Campbell offers no evidence other than unnamed women’s assertions that girls as young as 15 and 16 are no longer being placed in arranged marriages.

And she has nothing to back her claims that women are free to choose contraception, other than her assertion that “some” women told her that they wanted birth control that was “invisible” to their husbands; others had sought information about “natural birth control” and another who described contraception as “taboo” and “very frowned upon.”

  1. “Campbell offers no evidence other than unnamed women’s assertions that girls as young as 15 and 16 are no longer being placed in arranged marriages.”

    She won’t be able to prove a negative, the Govt has to prove that underage marriages are taking place.

    “And she has nothing to back her claims that women are free to choose contraception”

    Again, do you have proof that women are not free to choose contraception? Until recently the Catholic Church deemed contraception to be “illegal”.

    • agreed, proving that illegal activity is occurring is the responsibility of the crown, unless “innocent until proven guilty” got tossed out and no one told me.

  2. So are all these criticisms applicable to polygamy? or to the FLDS church? The author is concentrating on how the FLDS live polygamy.

  3. Saskatchewan has already concluded in two seperate constitutional questions act court cases (1999 and 2009) that Saskatchewan family law courts have the power and authority to authorize unmarried persons to be the same time spouses of married persons, without harm to the constitutional rights of the individuals or without invoking any defaults of the criminal code against polygamy. Consent of the parties is not required. It follows that a religious based authority should also have the authority to perform the identical consent and recognition of spousal status for members. If BC wants to criminalize only multiple spousal relationships that are based on consenting religious beliefs, that could be considered to be highly discriminatory on the basis of religion only. In that case, it is likely the Supreme court of Canada will toss out the offending legislation (s.293)as both discriminatory and unequal treatment of Canadians versus other provincial legislative laws and authorities.

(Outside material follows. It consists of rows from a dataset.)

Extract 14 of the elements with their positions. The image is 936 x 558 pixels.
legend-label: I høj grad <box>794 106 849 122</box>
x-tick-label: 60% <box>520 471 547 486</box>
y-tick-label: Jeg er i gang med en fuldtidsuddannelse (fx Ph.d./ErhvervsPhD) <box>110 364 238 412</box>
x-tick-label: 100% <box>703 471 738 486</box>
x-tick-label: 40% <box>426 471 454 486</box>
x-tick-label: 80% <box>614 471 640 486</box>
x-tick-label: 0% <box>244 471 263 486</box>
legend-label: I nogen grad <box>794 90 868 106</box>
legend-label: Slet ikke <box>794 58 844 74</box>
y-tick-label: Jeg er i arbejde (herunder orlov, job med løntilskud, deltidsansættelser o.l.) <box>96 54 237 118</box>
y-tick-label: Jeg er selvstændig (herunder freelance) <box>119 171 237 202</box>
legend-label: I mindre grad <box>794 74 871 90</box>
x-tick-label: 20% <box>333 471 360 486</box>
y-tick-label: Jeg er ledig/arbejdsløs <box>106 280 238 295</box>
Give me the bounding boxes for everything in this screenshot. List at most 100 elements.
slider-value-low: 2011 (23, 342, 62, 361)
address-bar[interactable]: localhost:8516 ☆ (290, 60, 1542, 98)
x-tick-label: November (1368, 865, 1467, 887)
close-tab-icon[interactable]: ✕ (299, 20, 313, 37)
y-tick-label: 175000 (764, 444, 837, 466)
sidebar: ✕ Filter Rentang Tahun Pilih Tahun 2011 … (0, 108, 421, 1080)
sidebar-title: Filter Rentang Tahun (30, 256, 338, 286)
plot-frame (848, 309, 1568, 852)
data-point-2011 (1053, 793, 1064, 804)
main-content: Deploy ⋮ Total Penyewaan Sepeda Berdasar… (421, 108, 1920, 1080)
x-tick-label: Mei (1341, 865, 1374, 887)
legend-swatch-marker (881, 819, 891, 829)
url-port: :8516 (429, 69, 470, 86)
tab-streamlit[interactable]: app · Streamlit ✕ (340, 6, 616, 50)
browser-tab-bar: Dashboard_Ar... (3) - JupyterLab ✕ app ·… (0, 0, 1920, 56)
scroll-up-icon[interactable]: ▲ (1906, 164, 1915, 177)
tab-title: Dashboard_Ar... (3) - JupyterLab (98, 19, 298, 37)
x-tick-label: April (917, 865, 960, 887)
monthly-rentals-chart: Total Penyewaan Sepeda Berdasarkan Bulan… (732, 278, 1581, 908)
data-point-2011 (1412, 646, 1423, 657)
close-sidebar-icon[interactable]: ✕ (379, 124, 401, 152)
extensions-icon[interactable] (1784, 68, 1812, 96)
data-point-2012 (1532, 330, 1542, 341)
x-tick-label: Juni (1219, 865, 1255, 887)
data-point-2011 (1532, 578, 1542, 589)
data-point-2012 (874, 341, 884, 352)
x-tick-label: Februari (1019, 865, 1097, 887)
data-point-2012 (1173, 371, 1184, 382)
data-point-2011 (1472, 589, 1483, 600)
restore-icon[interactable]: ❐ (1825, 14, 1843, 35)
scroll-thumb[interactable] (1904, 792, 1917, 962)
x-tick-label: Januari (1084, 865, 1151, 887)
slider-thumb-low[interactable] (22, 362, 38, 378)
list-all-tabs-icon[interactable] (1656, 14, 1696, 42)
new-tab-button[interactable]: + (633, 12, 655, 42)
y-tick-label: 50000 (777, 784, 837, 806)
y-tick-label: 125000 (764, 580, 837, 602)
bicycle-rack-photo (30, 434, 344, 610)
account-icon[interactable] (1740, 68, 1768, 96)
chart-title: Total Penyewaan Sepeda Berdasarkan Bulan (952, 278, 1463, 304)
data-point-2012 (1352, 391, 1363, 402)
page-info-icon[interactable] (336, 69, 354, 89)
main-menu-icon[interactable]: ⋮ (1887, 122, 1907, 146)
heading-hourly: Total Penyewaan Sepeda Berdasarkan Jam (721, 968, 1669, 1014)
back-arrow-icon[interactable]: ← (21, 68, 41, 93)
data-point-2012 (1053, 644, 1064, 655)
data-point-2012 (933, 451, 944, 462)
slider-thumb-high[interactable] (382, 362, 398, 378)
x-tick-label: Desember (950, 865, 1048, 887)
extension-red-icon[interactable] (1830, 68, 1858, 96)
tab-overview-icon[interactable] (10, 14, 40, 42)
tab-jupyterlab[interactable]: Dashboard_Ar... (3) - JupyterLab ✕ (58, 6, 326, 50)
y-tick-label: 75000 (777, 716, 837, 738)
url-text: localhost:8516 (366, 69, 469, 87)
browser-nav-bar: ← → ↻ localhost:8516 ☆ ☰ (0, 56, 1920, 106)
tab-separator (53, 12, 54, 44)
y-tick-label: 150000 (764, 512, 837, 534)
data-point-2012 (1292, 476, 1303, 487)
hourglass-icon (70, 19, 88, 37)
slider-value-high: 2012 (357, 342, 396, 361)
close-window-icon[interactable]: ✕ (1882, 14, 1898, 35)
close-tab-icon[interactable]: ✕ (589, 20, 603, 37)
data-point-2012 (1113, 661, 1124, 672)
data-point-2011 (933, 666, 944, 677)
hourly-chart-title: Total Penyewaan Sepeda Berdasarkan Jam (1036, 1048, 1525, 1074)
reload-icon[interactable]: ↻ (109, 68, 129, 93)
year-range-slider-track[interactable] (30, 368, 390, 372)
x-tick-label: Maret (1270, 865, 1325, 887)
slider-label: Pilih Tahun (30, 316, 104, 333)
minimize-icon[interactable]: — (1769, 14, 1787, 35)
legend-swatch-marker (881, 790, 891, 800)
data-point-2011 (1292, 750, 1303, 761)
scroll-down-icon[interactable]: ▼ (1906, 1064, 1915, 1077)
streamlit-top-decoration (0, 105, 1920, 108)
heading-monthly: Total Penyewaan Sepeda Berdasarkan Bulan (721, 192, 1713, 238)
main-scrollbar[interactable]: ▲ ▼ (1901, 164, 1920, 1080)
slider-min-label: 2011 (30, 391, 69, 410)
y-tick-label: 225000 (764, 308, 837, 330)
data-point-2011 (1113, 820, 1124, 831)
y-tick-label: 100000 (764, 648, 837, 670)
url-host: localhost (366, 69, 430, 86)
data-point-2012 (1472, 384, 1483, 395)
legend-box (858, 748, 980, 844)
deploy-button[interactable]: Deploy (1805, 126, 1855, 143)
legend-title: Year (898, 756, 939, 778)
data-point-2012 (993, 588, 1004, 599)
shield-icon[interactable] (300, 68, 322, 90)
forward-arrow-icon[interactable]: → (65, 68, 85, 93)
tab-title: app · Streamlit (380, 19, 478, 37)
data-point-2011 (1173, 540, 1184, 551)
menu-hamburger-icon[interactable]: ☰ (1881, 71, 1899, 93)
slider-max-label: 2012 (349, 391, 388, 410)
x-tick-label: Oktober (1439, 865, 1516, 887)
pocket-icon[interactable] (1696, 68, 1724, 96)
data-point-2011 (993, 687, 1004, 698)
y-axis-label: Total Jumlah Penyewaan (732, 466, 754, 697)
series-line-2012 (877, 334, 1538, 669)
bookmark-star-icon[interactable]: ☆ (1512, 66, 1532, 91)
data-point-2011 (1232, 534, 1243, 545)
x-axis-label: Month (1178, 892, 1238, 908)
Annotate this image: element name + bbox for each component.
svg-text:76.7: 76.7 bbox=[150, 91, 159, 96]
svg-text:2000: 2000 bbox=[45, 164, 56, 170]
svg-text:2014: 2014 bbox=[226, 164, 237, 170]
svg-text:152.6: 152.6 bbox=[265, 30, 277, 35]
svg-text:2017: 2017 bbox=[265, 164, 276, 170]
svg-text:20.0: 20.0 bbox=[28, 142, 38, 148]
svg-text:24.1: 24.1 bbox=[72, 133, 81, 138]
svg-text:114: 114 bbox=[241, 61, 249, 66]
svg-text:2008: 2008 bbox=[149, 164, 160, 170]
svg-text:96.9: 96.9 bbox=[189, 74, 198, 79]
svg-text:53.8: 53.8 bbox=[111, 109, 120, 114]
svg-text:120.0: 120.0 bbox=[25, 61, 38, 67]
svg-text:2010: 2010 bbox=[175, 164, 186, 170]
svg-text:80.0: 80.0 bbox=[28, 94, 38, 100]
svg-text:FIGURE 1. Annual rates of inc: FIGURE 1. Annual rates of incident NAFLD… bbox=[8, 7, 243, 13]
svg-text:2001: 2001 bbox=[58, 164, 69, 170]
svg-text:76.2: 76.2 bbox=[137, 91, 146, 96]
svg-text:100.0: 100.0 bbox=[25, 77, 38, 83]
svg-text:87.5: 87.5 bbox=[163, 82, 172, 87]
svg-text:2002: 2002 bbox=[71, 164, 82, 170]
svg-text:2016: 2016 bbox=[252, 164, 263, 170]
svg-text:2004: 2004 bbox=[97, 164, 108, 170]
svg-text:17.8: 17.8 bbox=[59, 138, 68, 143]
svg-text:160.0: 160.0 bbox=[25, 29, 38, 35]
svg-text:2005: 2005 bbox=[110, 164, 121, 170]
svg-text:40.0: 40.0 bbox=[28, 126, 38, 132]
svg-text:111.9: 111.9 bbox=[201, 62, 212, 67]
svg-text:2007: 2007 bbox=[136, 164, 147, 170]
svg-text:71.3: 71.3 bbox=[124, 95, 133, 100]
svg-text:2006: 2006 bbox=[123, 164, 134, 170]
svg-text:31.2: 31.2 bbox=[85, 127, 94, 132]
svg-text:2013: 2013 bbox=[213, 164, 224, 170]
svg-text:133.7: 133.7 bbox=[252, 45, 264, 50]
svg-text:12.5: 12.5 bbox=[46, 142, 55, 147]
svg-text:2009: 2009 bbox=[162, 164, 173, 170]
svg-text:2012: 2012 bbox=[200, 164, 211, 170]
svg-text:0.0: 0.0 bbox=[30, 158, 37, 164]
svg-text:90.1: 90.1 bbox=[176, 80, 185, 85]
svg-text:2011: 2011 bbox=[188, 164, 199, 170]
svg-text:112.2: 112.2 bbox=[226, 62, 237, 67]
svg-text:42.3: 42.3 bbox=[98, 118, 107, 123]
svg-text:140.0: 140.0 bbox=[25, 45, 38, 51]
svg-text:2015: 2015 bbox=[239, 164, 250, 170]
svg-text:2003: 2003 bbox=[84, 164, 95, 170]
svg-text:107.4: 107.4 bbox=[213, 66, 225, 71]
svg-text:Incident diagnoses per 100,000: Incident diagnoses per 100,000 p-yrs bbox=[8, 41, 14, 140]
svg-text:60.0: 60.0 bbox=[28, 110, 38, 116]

    Winick v. Trustees-judicial finding in Saskatchewan:

    “As the formation of a common-law relationship does not require the solemnization of a marriage, there is no risk of violating the criminal sanction against bigamy.”

    “The formation of a common-law relationship is not hindered by the existence of a subsisting marriage.
    Mutual intention of the parties consummated by their conduct, perhaps with an expressive public component, is all that is required for the formation of the relationship.”

    The above judicial findings of the law seems to indicate that Bountiful leaders can quite legitimately marry a spouse and then take a number of other spouses under “cohabitation as spouses”. I think this is what Bountiful authorities said happened? If these multi-spousal relationships are recognized by governments, then it remains open to Bountiful polygamists to “claim” only one civilly married spouse and the rest can legitimately be recognized as common law spouses or “cohabitation as spouses” spouses. There is nothing illegal about family law courts authorizing non consenting subsequent spouses under Canadian law.